Два последних месяца жизни Матвей провел вместе с сыном в их первом альпийском жилище, в котором за прошедшее время ровным счетом ничего не изменилось. Перебирая ее книги по живописи, оставшиеся на каминной полке, он натолкнулся на список чудных старинных имен, сделанный ее рукой на обороте угольного наброска головы ребенка работы Синьорелли, мужских и женских: «Александр Матвеевич, Игорь Матвеевич, Серафима Матвеевна, Надежда Матвеевна…» Некоторые имена были подчеркнуты, а имя Игорь она подчеркнула дважды, очевидно предпочитая его другим. Тогда, заочно посовещавшись с ней, он Игорем сына и назвал. Нянчилось с ребенком целое общество добровольцев, обитавших в окрестностях, так что Матвей мог надолго оставлять свой дом и гулять по горам в неодиноком своем одиночестве. 

Накануне своего тридцать первого дня рождения он попросил соседскую пару перебраться на ночь в его дом и присмотреть за ребенком, потом собрал заплечный мешок — плед, термос какао, бутерброды, — посидел у люльки, в которой спал его сын, завернутый туго, как букет, и ушел ночевать на южный склон Юнгфрау. Этой, последней ночью он решил не спать вовсе, потому что и приход смерти, и ее невыносимый взгляд из-под вуали все еще относились к жизни, а Матвей хотел исчерпать ее до дна. 

Ночь была теплой и темной. Чтобы чем-нибудь занять себя, он собрал хворосту и развел костер, поджигая пучки высохшей на солнце, рассыпавшей в руках травы. Потом прилег у огня, подстелив плед и подложив под голову свернутый в тубу мешок. В тучах мелькала одна-единственная зеленоватая звезда, крошка малахита в глыбе гранита, прямо перед ним было глубокое ущелье с ручьем на дне, где-то сзади и вверху дремала невидимая Юнгфрау. Там, где в черное пространство врезалась ее вершина, было чуть светлее или серее — из-за снега, подумал он, отражающего небесный свет. Какой-то зверь довольно долго шуршал поблизости, то справа, то слева, потом ему, очевидно, надоело ждать развязки, и он шумно и разочарованно убрел в черноту. Матвей согревался жирным какао и пытался представить себе, что чувствует человек на дуэли, когда в него с тошнотворной тщательностью целится бледный противник. Сна не было и в помине, ночь тянулась бесконечно, выстреливая иногда сосновым сучком в костре, и там, куда попадал уголек, неожиданно светло вспыхивала трава, озаряя на миг стальную колбу термоса и ноздреватые камни. 

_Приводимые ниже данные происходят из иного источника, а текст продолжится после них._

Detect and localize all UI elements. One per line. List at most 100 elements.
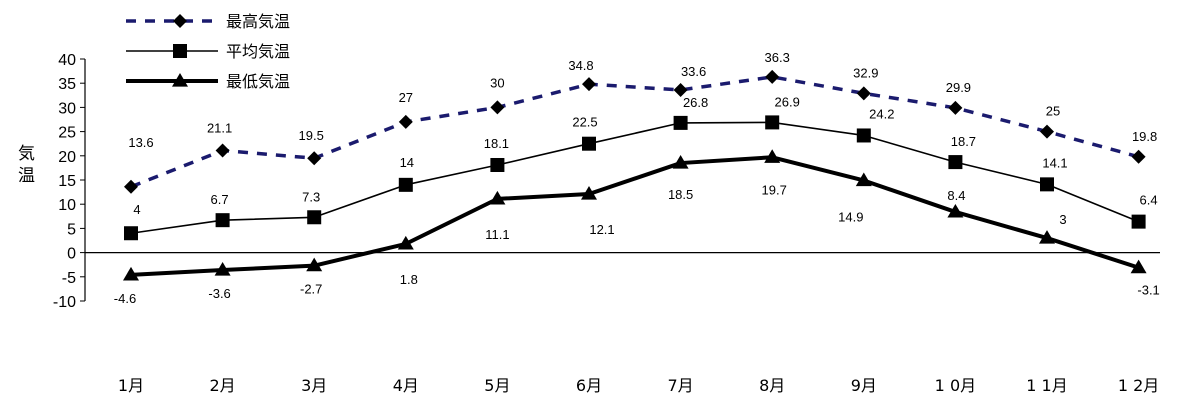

Глядя на пляшущее синеватое пламя костра, Матвей старался по порядку вспомнить весь прошедший год, неделю за неделей, еще раз переживая его, — как он отправился во Дворец, как увидел впервые ее, прислонившуюся спиной к стене и спокойно читавшую какую-то книгу в очереди за жетоном, другой частью рассудка одновременно размышляя о том, что ей все-таки удалось обмануть безжалостную судьбу и что маленькая жизнь их поэтому, как ни странно, сложилась совсем по-человечески, а все прочее, не имевшее отношения к этому счастью — время, боль, черное пространство, — в сущности, не более чем каприз творения. 
Уже упомянутый Томас Роберт Мальтус (1766−1834).